With consistent, proper brushing and flossing, most people see bleeding reduce significantly within one to two weeks. If your gums are still bleeding after two weeks of diligent home care, that’s a signal something else may be going on, and you should see a dentist. Persistent bleeding alongside bad breath or visibly swollen gums suggests the disease may have progressed beyond what home care alone can fix.

When You Need a Professional Cleaning

If plaque has hardened into tarite (calculus), you can’t remove it at home. Your dentist or hygienist will need to do a procedure called scaling and root planing, sometimes called a deep cleaning. Scaling removes the hardened deposits from above and below the gumline, and root planing smooths the root surfaces so gums can reattach more easily. This treatment is typically recommended for mild to moderate gum disease and can prevent tooth loss when combined with better home care afterward.

Deep cleanings are usually done in one or two visits, sometimes with local numbing. Your gums may be sore and sensitive for a few days afterward, but most people notice a significant reduction in bleeding and swelling within the following weeks.

Check Your Vitamin C Intake

Low vitamin C levels are independently linked to an increased risk of gum bleeding. You don’t need to have full-blown scurvy for this to matter. Research from Harvard Health suggests that even modestly low vitamin C can make gums more prone to bleeding during gentle probing. The recommended daily intake for adult men is 90 mg (75 mg for women), but researchers have suggested that a daily supplement of 100 to 200 mg may offer additional gum protection, especially if your diet is low in fruits and vegetables.

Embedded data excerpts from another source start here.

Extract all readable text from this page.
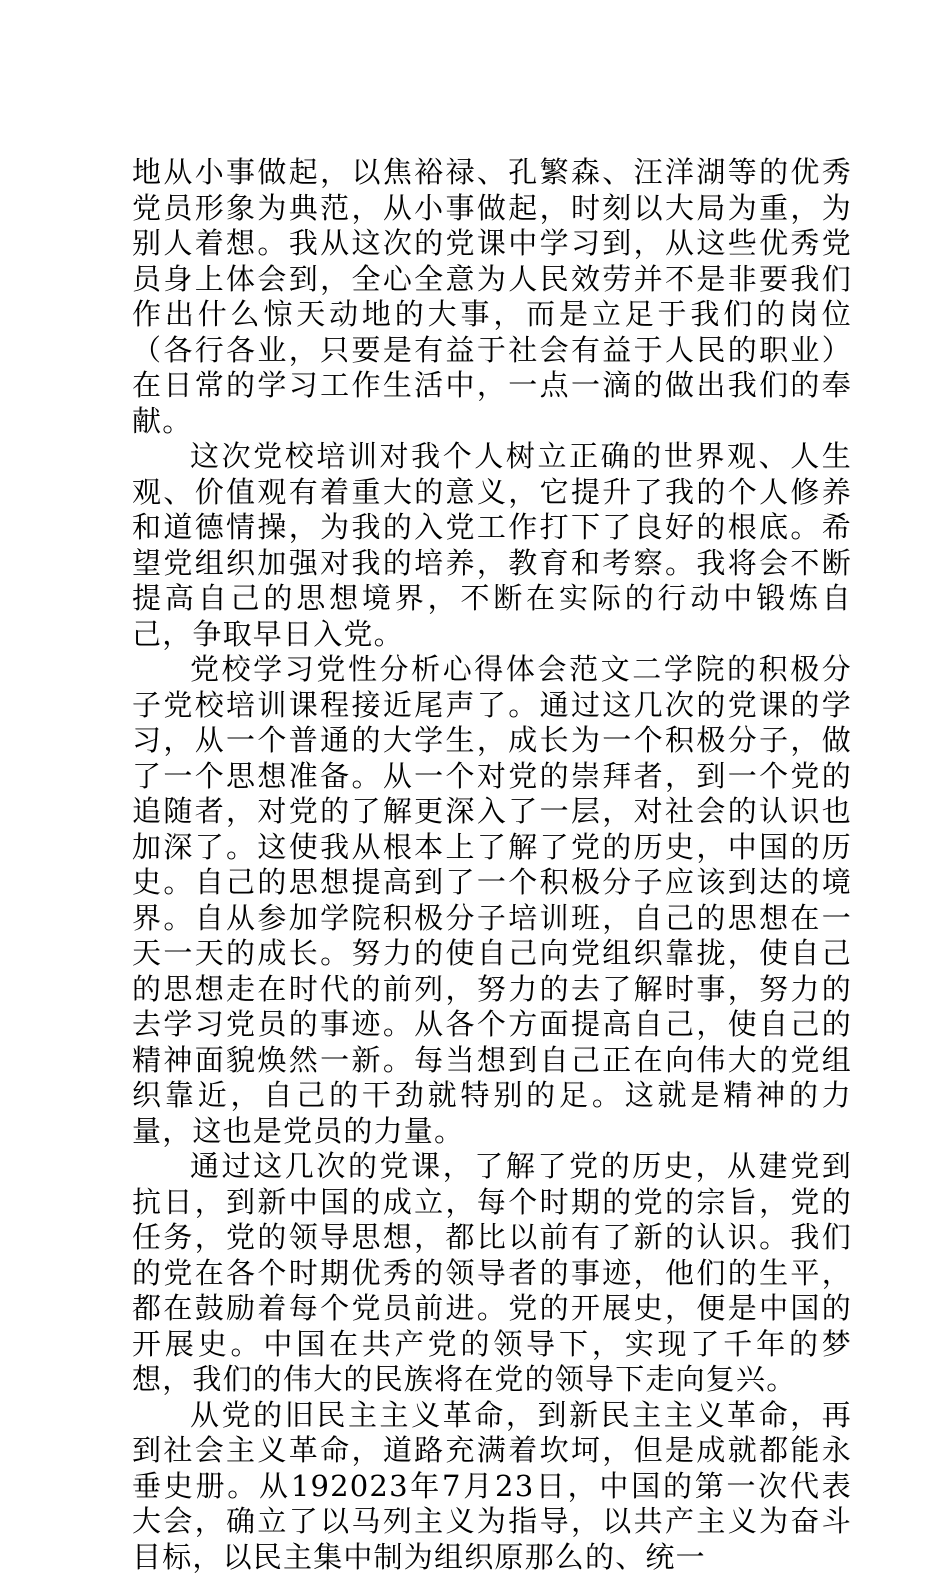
地从小事做起，以焦裕禄、孔繁森、汪洋湖等的优秀党员形象为典范，从小事做起，时刻以大局为重，为别人着想。我从这次的党课中学习到，从这些优秀党员身上体会到，全心全意为人民效劳并不是非要我们作出什么惊天动地的大事，而是立足于我们的岗位（各行各业，只要是有益于社会有益于人民的职业）在日常的学习工作生活中，一点一滴的做出我们的奉献。

这次党校培训对我个人树立正确的世界观、人生观、价值观有着重大的意义，它提升了我的个人修养和道德情操，为我的入党工作打下了良好的根底。希望党组织加强对我的培养，教育和考察。我将会不断提高自己的思想境界，不断在实际的行动中锻炼自己，争取早日入党。

党校学习党性分析心得体会范文二学院的积极分子党校培训课程接近尾声了。通过这几次的党课的学习，从一个普通的大学生，成长为一个积极分子，做了一个思想准备。从一个对党的崇拜者，到一个党的追随者，对党的了解更深入了一层，对社会的认识也加深了。这使我从根本上了解了党的历史，中国的历史。自己的思想提高到了一个积极分子应该到达的境界。自从参加学院积极分子培训班，自己的思想在一天一天的成长。努力的使自己向党组织靠拢，使自己的思想走在时代的前列，努力的去了解时事，努力的去学习党员的事迹。从各个方面提高自己，使自己的精神面貌焕然一新。每当想到自己正在向伟大的党组织靠近，自己的干劲就特别的足。这就是精神的力量，这也是党员的力量。

通过这几次的党课，了解了党的历史，从建党到抗日，到新中国的成立，每个时期的党的宗旨，党的任务，党的领导思想，都比以前有了新的认识。我们的党在各个时期优秀的领导者的事迹，他们的生平，都在鼓励着每个党员前进。党的开展史，便是中国的开展史。中国在共产党的领导下，实现了千年的梦想，我们的伟大的民族将在党的领导下走向复兴。

从党的旧民主主义革命，到新民主主义革命，再到社会主义革命，道路充满着坎坷，但是成就都能永垂史册。从192023年7月23日，中国的第一次代表大会，确立了以马列主义为指导，以共产主义为奋斗目标，以民主集中制为组织原那么的、统一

Citrus fruits, bell peppers, strawberries, broccoli, and kiwi are all rich sources. If your gums are bleeding and your diet has been lacking in produce, increasing your vitamin C intake is a simple, low-risk step worth trying alongside better oral hygiene.

Medications That Cause Gum Bleeding

Several categories of medication can trigger or worsen gum bleeding, sometimes even with good oral hygiene. Blood thinners like warfarin and antiplatelet drugs are the most obvious culprits. Patients taking both an anticoagulant and an antiplatelet drug, which is common after heart surgery, face a particularly high risk of spontaneous and prolonged gum bleeding.

Less obvious medications can also contribute. Calcium channel blockers (used for blood pressure), anticonvulsants like phenytoin, and immunosuppressants like cyclosporin can all cause gum overgrowth, which traps more bacteria and leads to inflammation and bleeding. Oral contraceptives can mimic the gum changes seen in pregnancy. Even common drugs like antidepressants, antihistamines, and medications for Parkinson’s disease can dry out your mouth by reducing saliva flow, which accelerates plaque buildup and gum disease.

If you’re taking any of these medications and struggling with persistent gum bleeding, it’s worth mentioning to both your dentist and prescribing doctor. Adjusting a dose or switching to a different drug in the same class can sometimes make a noticeable difference.